DENVER — For the second consecutive year, the NFL’s owners tabled a proposal that would have created a fourth-down scrimmage play as an alternative to the on-side kickoff.

Last year, the Broncos made the proposal. This year, the Philadelphia Eagles followed suit, suggesting that the football would be placed at the kicking team’s 25-yard line for a fourth-and-15 play in lieu of the on-side kickoff — with a limit of two potential attempts per game.

The goal — in theory — was to restore the chances of getting an extra possession to what they were before the 2018 changes to kickoff rules turned the on-side kickoff from one of the most random-yet-dramatic moments in the sport into an afterthought.

Consider this: From 2013-17, NFL teams converted 15.6 percent of 302 on-side kickoff attempts — from a single-season high of 21.8 percent in 2017 to a low of 11.5 percent in 2016.

That dropped to 10.5 percent in the last two regular seasons.

So when the ill-fated Alliance of American Football replaced on-side kickoffs with fourth-and-12 at the kicking team’s 28 — a modified version of an idea first floated by current Rutgers head coach Greg Schiano — it was not about revolutionizing the game.

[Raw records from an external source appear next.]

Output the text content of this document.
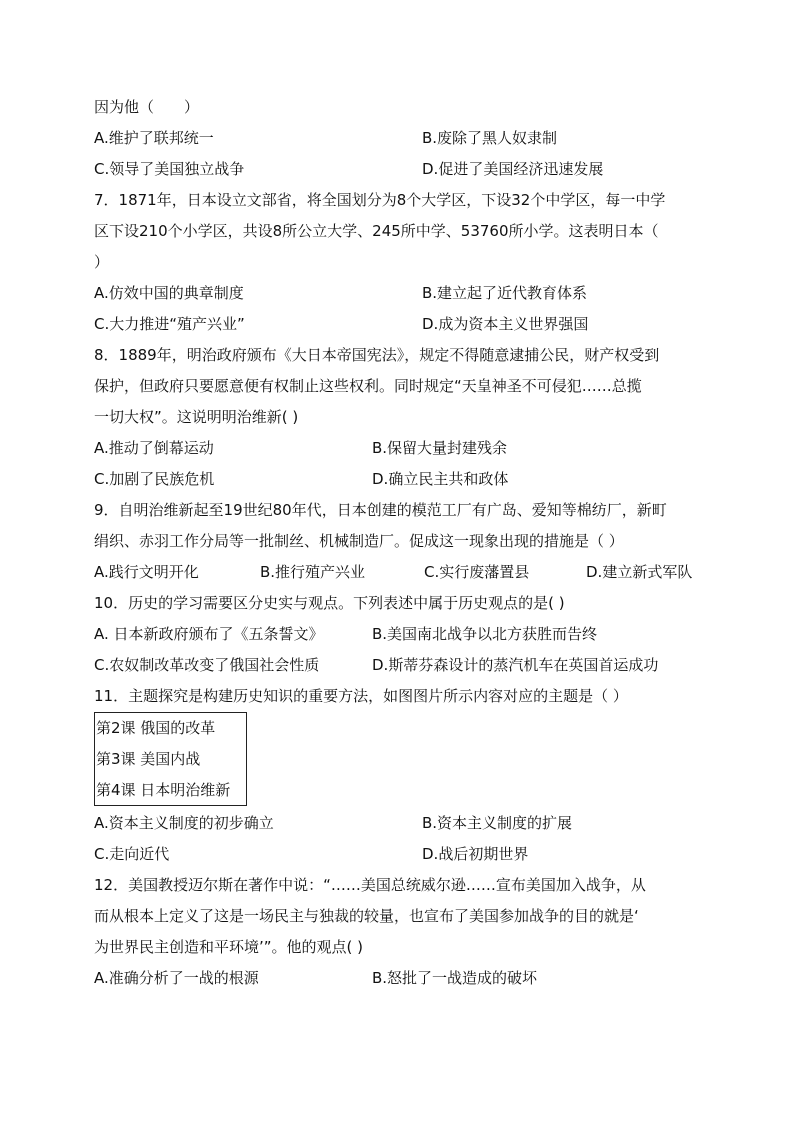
因为他（　　）
A.维护了联邦统一	B.废除了黑人奴隶制
C.领导了美国独立战争	D.促进了美国经济迅速发展
7．1871年，日本设立文部省，将全国划分为8个大学区，下设32个中学区，每一中学
区下设210个小学区，共设8所公立大学、245所中学、53760所小学。这表明日本（
）
A.仿效中国的典章制度	B.建立起了近代教育体系
C.大力推进“殖产兴业”	D.成为资本主义世界强国
8．1889年，明治政府颁布《大日本帝国宪法》，规定不得随意逮捕公民，财产权受到
保护，但政府只要愿意便有权制止这些权利。同时规定“天皇神圣不可侵犯……总揽
一切大权”。这说明明治维新( )
A.推动了倒幕运动	B.保留大量封建残余
C.加剧了民族危机	D.确立民主共和政体
9．自明治维新起至19世纪80年代，日本创建的模范工厂有广岛、爱知等棉纺厂，新町
绢织、赤羽工作分局等一批制丝、机械制造厂。促成这一现象出现的措施是（ ）
A.践行文明开化	B.推行殖产兴业	C.实行废藩置县	D.建立新式军队
10．历史的学习需要区分史实与观点。下列表述中属于历史观点的是( )
A. 日本新政府颁布了《五条誓文》	B.美国南北战争以北方获胜而告终
C.农奴制改革改变了俄国社会性质	D.斯蒂芬森设计的蒸汽机车在英国首运成功
11．主题探究是构建历史知识的重要方法，如图图片所示内容对应的主题是（ ）
第2课 俄国的改革
第3课 美国内战
第4课 日本明治维新
A.资本主义制度的初步确立	B.资本主义制度的扩展
C.走向近代	D.战后初期世界
12．美国教授迈尔斯在著作中说：“……美国总统威尔逊……宣布美国加入战争，从
而从根本上定义了这是一场民主与独裁的较量，也宣布了美国参加战争的目的就是‘
为世界民主创造和平环境’”。他的观点( )
A.准确分析了一战的根源	B.怒批了一战造成的破坏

It was simply about restoring the percentage to what it had been in previous years.

“There is definitely that theory that you don’t want to make the comeback too easy,” Rich McKay, the chairman of the NFL’s competition committee, said via NFL.com. “You worked all game to get ahead.”

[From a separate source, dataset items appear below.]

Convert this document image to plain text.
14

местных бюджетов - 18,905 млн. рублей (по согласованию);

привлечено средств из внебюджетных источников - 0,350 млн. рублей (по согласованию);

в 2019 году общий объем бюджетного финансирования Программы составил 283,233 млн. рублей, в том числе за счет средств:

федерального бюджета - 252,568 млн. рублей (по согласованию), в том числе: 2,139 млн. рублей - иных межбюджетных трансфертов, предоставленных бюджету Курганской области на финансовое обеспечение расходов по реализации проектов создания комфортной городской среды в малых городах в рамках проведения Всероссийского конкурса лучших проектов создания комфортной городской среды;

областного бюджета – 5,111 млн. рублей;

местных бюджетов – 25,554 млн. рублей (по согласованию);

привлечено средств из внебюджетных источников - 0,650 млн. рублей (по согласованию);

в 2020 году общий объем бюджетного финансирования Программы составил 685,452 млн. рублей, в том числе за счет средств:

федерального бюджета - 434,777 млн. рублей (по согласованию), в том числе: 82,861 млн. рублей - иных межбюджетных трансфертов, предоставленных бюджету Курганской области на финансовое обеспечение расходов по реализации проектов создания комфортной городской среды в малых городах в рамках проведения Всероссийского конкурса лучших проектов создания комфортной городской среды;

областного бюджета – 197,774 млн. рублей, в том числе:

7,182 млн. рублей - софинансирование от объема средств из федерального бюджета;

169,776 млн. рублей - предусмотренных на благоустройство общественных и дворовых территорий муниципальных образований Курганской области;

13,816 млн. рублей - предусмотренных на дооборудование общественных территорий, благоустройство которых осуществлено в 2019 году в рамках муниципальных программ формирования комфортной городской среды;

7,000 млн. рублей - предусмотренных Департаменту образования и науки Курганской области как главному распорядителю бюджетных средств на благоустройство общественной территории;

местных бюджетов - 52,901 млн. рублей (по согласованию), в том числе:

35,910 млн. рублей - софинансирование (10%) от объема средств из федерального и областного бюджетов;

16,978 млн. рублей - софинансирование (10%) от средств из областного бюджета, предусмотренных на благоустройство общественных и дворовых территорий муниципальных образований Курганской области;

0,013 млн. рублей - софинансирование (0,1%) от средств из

But this isn’t about making the comeback “too easy.” It’s about finding a remedy for rules changes to kickoffs that made comebacks too hard, thus returning the chances to their pre-2018 levels.

Remember when the Broncos lost to the Los Angeles Rams in 2018? Denver was left for dead when the Rams took a 10-point lead with 3:15 remaining. The Broncos scored with 1:22 remaining to narrow the deficit to three points, but there was little buzz on that frigid day. That’s because the league was nearly midway through a season in which kicking teams recovered just four on-side kickoffs — eight fewer than in 2017.

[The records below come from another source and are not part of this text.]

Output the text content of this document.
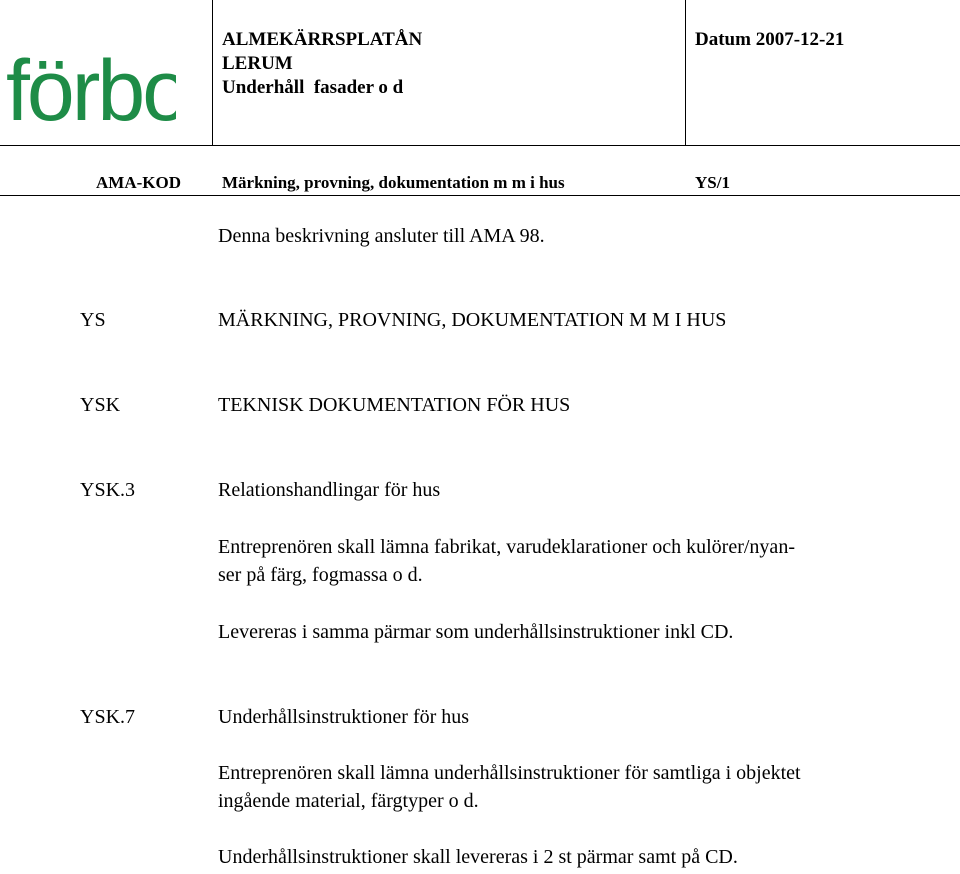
förbo
ALMEKÄRRSPLATÅN
LERUM
Underhåll  fasader o d
Datum 2007-12-21
AMA-KOD Märkning, provning, dokumentation m m i hus	YS/1
Denna beskrivning ansluter till AMA 98.
YS	MÄRKNING, PROVNING, DOKUMENTATION M M I HUS
YSK	TEKNISK DOKUMENTATION FÖR HUS
YSK.3	Relationshandlingar för hus
Entreprenören skall lämna fabrikat, varudeklarationer och kulörer/nyan-
ser på färg, fogmassa o d.
Levereras i samma pärmar som underhållsinstruktioner inkl CD.
YSK.7	Underhållsinstruktioner för hus
Entreprenören skall lämna underhållsinstruktioner för samtliga i objektet
ingående material, färgtyper o d.
Underhållsinstruktioner skall levereras i 2 st pärmar samt på CD.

“It’s completely changed,” Broncos special-teams coordinator Tom McMahon said a few weeks later. “Because you can only have five-by-five now … You used to have six guys on one side, four on the other, and all kinds of formations and movement. Can’t have any movement anymore. So, you know you’re going to get a stagnant, five-by-five. Where they put them, it could change. But it’s really hard to get to that ball now.”

Immediately after that comment, McMahon was asked about the most effective way to recover on-side kickoffs.

“I can’t give that away because we think we’ve finally found it,” he said. “We’ve worked it. But the most effective way is you’ve got to find a way to get those guys to make a play. And if you’re making a play, I’ve got to get somebody on you to block you while you’re trying to make that play. So, it’s just trying to take that field and shrink that field into one spot.”

McMahon might have found an idea then, but it didn’t translate; the Broncos haven’t recovered an on-side kickoff since the rules changes.

But 2020 would have been a perfect moment to try something new.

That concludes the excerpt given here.